Irina Reyn's debut novel, What Happened to Anna K., transports Anna Karenina to Queens, N.Y., where she struggles with familiar issues of identity, social rules, gender and loyalty a century later and a continent away.

Where did you get the idea to reimagine Anna Karenina?

I took a course on the book in graduate school, so I read it over and over again for several months. It occurred to me that I was reading it anew: Anna seemed less a victim of her time period, more like she was bent on leaving behind the life she had created to chase something that was more of a romantic illusion. In Tolstoy's book she's always reading, so the narrative of fiction influences the way she sees her own life. I identified as an immigrant and also as a bookworm. I also felt that books were shaping my life and feeling that life could go along a narrative arc, which of course it can't.

Did you plot out the way significant events from Tolstoy would translate into a modern setting?

I did not even look at the book again. I used memories of the scenes that resonated with me, like the scene when Vronsky and Anna meet, from Kitty's point of view, when she sees Anna take her man. The way that way scene unfolds is mesmerizing.

Although women are not in the same situation as they were in the 19th century, you see a parallel between their role in Anna's world and Anna K.'s world?

It's definitely there, absolutely. Anna K. is a Russian immigrant with certain notions of femininity and aging. She's very much aware that a lot of her currency comes from her beauty and her youth. Once that starts fraying a little bit, she begins to unravel. And Anna K.'s as much of an American as a Russian. The things she experiences in the U.S. underwrite her fears.

How much of Anna K.'s world of Russian and Bukharan Jewish immigrants is informed by your own experience?
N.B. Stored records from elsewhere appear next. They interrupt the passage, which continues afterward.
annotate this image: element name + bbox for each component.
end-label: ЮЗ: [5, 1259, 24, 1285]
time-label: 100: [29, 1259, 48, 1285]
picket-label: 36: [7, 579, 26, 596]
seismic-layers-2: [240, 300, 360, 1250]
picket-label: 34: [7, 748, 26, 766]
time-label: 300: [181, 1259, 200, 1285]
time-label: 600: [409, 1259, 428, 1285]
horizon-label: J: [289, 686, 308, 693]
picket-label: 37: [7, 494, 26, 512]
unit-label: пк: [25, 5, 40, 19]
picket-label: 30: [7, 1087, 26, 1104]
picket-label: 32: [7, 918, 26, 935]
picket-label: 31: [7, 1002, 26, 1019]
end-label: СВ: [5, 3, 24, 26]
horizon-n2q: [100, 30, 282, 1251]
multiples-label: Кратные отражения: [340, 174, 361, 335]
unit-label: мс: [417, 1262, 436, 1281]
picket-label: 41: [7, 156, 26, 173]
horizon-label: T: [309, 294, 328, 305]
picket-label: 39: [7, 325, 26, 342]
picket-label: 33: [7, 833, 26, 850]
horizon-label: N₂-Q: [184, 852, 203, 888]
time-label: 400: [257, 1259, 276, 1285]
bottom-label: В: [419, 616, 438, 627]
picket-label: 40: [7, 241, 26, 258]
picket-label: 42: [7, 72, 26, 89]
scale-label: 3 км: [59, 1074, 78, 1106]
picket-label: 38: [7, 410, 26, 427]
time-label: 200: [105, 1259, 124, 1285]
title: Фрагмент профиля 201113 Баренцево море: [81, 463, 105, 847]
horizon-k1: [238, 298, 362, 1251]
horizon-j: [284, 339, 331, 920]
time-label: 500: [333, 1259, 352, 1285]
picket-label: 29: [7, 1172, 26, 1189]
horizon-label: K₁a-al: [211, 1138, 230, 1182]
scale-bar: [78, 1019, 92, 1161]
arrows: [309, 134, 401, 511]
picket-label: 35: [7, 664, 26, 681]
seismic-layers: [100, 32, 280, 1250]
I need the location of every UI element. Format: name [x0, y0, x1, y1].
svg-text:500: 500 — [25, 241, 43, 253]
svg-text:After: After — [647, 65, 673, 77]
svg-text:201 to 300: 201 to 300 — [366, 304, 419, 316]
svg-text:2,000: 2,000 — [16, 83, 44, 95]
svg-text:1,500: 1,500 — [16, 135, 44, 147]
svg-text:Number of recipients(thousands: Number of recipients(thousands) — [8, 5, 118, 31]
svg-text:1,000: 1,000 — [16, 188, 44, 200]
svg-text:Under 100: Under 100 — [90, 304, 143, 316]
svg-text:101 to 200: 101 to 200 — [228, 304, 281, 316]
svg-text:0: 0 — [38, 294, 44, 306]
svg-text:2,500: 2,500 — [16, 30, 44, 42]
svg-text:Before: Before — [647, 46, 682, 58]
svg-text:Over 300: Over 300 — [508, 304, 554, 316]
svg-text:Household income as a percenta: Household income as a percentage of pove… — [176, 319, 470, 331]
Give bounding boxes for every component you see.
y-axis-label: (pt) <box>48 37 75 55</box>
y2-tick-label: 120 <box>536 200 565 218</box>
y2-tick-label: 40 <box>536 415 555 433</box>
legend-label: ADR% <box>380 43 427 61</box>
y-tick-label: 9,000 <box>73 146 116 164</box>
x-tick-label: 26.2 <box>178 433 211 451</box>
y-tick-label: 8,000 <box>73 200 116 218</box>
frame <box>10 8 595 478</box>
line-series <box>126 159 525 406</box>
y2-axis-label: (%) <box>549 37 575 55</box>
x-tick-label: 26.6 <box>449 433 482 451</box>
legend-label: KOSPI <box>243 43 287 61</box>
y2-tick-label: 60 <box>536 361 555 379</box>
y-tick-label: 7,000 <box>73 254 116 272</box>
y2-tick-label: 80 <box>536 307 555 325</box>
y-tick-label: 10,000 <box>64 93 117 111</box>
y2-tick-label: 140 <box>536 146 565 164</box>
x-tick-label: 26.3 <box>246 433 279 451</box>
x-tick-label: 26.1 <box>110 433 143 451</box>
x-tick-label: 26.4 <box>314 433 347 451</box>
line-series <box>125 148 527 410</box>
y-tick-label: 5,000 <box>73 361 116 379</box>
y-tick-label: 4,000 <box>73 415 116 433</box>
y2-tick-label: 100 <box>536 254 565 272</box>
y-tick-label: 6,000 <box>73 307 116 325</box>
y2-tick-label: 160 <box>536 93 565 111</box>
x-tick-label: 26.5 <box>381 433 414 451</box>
I was very much interested in setting Anna K. in the place where I grew up, the Rego Park section of Queens. The Russian immigrants are more secular than the Bukharans, whose traditions are so strong. So it's heightening the issues of identity and culture and displacement. It was fascinating for me to look at, having had the experience of growing up among Bukharan Jews, and I hope I did some justice.

Tolstoy said we're not supposed to pity Anna by the end, but you can't help sympathizing with her.

Tolstoy wanted to condemn her himself, but he couldn't do it because he empathized with her so much. I wanted to show the complex sides of her personality.